I've been reading an article about humour, some of which stretched back nearly 3000 thousand years. Farts jokes were even the go back then. Anyways, the question of what makes for funny was put to a bunch of young people, and one of the popular answers was KSI. For those not in the know, KSI is a YouTube superstar with millions of followers. Except for his name, I knew **** all about the man, so I did what heaps of others are doing, I hit YouTube. I must admit I got a few chuckles out of it. He's a strange man.
Classic HIGNFY Tweet: “After £1 million worth of sex toys are stolen from a lorry in Kettering, police say the suspects may be sitting on the evidence and it’s unlikely they’ll come quietly.” There could be two jokes in there, one heard only phonetically.
Seems they were worth (on average) £20 a pop; you do the maths! Sorta 21st Century Whisky Galore ....... where are Ealing Studios when you need them? Reincarnate Sid James FFS!

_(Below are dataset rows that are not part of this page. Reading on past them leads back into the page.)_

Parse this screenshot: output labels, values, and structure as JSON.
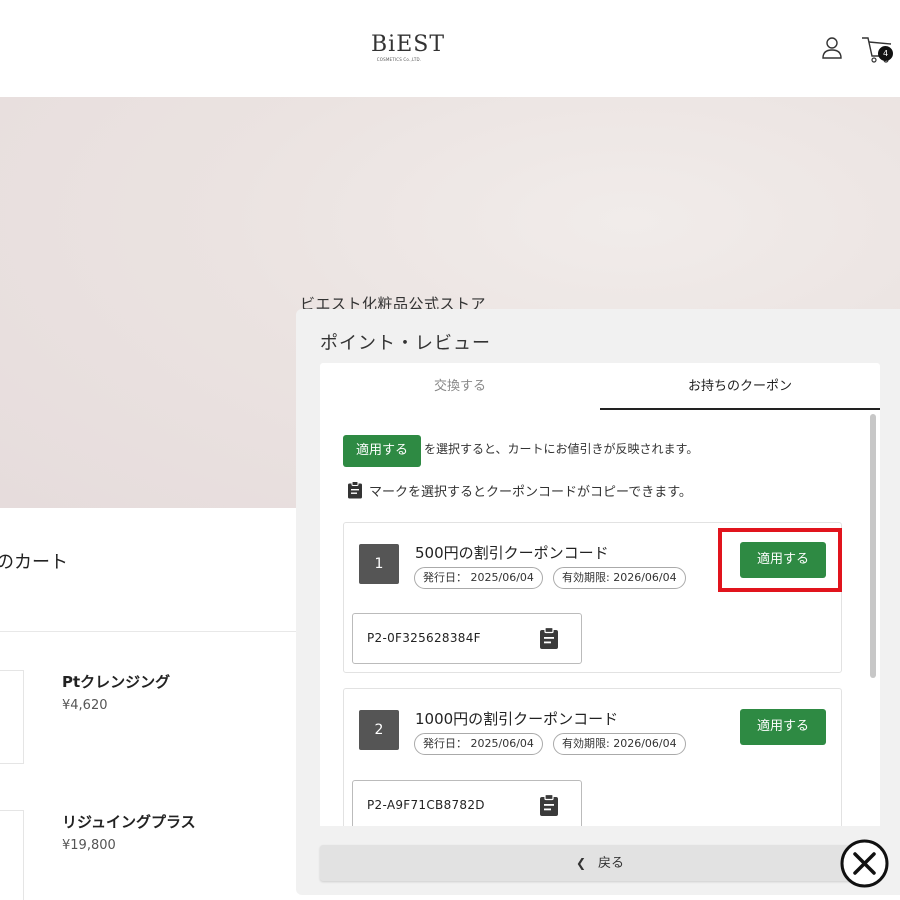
{
  "header": {
    "logo_text": "BiEST",
    "logo_subtext": "COSMETICS Co.,LTD.",
    "cart_count": "4"
  },
  "hero": {
    "shop_title": "ビエスト化粧品公式ストア"
  },
  "cart": {
    "title": "のカート",
    "items": [
      {
        "name": "Ptクレンジング",
        "price": "¥4,620"
      },
      {
        "name": "リジュイングプラス",
        "price": "¥19,800"
      }
    ]
  },
  "panel": {
    "title": "ポイント・レビュー",
    "tabs": [
      {
        "label": "交換する",
        "active": false
      },
      {
        "label": "お持ちのクーポン",
        "active": true
      }
    ],
    "inline_apply_label": "適用する",
    "note_apply": "を選択すると、カートにお値引きが反映されます。",
    "note_copy": "マークを選択するとクーポンコードがコピーできます。",
    "coupons": [
      {
        "number": "1",
        "title": "500円の割引クーポンコード",
        "issued": "発行日： 2025/06/04",
        "expiry": "有効期限: 2026/06/04",
        "apply_label": "適用する",
        "code": "P2-0F325628384F"
      },
      {
        "number": "2",
        "title": "1000円の割引クーポンコード",
        "issued": "発行日： 2025/06/04",
        "expiry": "有効期限: 2026/06/04",
        "apply_label": "適用する",
        "code": "P2-A9F71CB8782D"
      }
    ],
    "back_label": "戻る"
  },
  "colors": {
    "apply_green": "#2e8a43",
    "highlight_red": "#e1141d",
    "number_box": "#555555"
  },
  "icons": [
    "user-icon",
    "cart-icon",
    "clipboard-icon",
    "chevron-left-icon",
    "close-icon"
  ]
}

I wouldnt be happy either if the opposition ladies prob foward had a beard!( would be careful in the showers after the match as well!)
Wtf is going on. That bobble hat is shocking hahahahaha. Probably knitted by a chain smoking, man eating non meat eating BOB (bird or bloke)

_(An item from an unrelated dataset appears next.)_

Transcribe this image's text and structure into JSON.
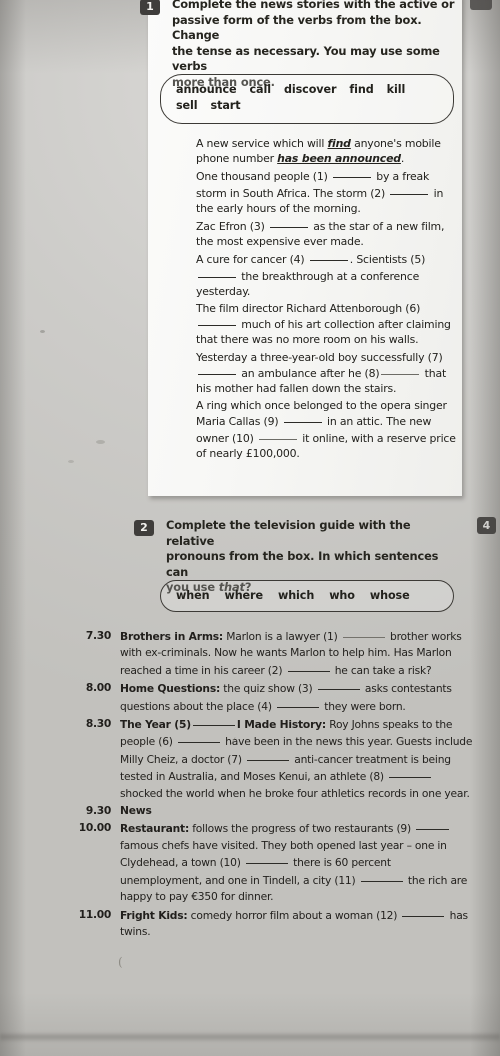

Nice we lass with glasses for you there Kenny( sorry I might have gone to general chat forum mode there!)
Takes all sorts I suppose; the images however were a wee distraction before I **** myself watching FC Bayern Munchen - Borussia Dortmund!
2 retired race horses standing outside of a barn arguing about who had the better racing career. Horse 1 says. "I won over 100 races in my career." Horse 2 says. "I won over 200 races in my career." Along comes a retired greyhound who claims to have won over 250 races in his time. The two horses look at each other and say "Holy ****, a talking dog".